Excited to hear about your experience wrangling with unstructured data in the past, workflows you want to automate, and what data integration you would like to see.

Launch HN: Trellis (YC W24) – AI-powered workflows for unstructured data

234 pointsmacklinkachorn1y ago116 comments

Excited to hear about your experience wrangling with unstructured data in the past, workflows you want to automate, and what data integration you would like to see.

116 comments

105 comments · 42 top-level

makk1y ago· 6 in thread

> a major commercial bank I work with couldn’t improve credit risk models because critical data was stuck in PDFs and emails.

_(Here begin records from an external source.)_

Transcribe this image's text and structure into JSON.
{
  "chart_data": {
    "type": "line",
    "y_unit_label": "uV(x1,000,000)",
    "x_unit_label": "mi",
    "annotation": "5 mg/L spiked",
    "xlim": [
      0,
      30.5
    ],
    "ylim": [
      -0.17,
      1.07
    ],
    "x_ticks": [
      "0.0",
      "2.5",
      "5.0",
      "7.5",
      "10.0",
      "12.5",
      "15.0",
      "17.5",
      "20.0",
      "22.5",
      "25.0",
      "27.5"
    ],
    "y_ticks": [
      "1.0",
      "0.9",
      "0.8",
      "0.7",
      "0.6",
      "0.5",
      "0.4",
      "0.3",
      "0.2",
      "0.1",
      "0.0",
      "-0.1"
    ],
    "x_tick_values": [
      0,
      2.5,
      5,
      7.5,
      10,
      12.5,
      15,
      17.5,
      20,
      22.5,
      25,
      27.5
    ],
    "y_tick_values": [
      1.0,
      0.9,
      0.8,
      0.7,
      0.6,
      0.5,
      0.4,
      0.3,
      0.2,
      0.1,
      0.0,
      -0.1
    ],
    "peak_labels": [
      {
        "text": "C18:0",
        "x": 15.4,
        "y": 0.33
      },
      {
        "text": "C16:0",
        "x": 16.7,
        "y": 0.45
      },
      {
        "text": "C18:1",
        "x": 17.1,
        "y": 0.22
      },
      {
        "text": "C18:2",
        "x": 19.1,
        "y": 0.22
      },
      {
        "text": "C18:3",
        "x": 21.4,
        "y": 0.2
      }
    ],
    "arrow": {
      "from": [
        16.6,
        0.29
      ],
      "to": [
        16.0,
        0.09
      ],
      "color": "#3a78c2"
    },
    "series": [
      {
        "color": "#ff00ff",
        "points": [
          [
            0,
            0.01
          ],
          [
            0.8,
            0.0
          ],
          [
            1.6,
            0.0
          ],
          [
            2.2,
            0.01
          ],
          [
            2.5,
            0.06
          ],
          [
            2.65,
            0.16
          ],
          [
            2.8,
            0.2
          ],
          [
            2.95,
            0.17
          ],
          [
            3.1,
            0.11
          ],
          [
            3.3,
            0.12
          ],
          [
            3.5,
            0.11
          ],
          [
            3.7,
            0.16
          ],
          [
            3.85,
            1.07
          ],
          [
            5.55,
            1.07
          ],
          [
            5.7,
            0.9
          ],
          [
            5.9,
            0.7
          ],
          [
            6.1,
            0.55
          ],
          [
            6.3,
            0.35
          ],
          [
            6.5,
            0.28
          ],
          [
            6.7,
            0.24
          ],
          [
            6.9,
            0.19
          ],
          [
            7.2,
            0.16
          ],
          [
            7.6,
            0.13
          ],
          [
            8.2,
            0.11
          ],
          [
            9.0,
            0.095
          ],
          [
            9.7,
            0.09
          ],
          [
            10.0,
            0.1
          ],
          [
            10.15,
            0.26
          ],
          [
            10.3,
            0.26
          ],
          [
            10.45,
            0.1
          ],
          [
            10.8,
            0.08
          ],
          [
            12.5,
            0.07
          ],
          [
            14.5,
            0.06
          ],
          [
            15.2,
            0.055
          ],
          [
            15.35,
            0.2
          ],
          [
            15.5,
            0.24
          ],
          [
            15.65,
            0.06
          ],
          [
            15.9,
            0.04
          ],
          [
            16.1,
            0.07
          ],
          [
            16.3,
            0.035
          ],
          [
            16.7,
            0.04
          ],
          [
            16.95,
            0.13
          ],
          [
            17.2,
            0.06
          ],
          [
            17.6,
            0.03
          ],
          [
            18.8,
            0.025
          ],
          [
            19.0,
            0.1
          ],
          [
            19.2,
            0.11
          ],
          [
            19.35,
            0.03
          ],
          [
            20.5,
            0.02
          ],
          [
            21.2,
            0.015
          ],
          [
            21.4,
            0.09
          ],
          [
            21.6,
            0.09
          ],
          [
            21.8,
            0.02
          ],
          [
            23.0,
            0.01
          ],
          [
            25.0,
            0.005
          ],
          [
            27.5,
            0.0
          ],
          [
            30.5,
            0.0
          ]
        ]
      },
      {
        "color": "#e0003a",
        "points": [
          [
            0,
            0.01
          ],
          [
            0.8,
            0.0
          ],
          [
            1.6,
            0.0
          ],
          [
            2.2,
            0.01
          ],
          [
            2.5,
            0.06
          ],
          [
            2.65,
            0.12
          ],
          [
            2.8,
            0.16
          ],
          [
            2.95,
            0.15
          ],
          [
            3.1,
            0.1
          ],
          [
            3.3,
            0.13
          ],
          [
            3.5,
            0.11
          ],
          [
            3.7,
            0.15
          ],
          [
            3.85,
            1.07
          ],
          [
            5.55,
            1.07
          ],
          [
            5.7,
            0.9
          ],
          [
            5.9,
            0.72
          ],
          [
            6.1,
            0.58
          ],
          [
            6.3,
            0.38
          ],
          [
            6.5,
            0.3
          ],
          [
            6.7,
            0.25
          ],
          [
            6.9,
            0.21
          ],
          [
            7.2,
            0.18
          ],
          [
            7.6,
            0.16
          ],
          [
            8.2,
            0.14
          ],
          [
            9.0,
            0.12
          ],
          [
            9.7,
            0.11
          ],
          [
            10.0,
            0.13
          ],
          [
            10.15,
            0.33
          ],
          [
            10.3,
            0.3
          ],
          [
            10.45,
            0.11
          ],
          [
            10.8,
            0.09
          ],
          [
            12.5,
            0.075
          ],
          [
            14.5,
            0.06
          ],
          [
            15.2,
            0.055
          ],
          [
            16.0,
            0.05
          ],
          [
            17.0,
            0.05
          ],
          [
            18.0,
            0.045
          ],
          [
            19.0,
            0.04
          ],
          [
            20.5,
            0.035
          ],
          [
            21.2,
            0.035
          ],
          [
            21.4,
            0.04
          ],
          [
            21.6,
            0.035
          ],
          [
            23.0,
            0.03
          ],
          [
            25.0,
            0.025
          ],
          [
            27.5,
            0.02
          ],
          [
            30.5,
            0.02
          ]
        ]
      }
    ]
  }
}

Great use case! Worked on exactly this a decade ago. It was Hard™ then. Could only make so much progress. Getting this right is a huge value unlock. Congrats!

harryf1y ago

Make sure you have an on-premise option for this type of customer. I've worked at two software companies in Europe with tangentially similar products related to document analysis. On premise is a key requirement.

Even though it's 2024, banks, financial institutions like insurance companies etc. tend to be _very_ cautious with valuable documents involving customers. There are also regional regulations that prevent things like patient data being shared with _any_ 3rd parties. Even one of the big 4 oil companies that I've dealt with as prospective customer - very strict rules requiring on premise solutions.

The good news is many are using things like Kubernetes and OpenShift internally, so it should be possible to port what you do on AWS to on-premise.

throw031720191y ago

On-premise will be a lot more difficult than just launching a few pods in Kubernetes. These AI tools (LLMs / vision models) will require some high powered gpus as well.

intelVISA1y ago

On-prem is theater if the OS isn't libre.

ace322291y ago

I have just been working through the same problem (though just PDFs). Google DocAI helped enormously after a bit of initial input.

intelVISA1y ago

Who is liable when the ML model hallucinates™ while parsing some critical data?

Better still if it can then become a source of truth for further departures from reality.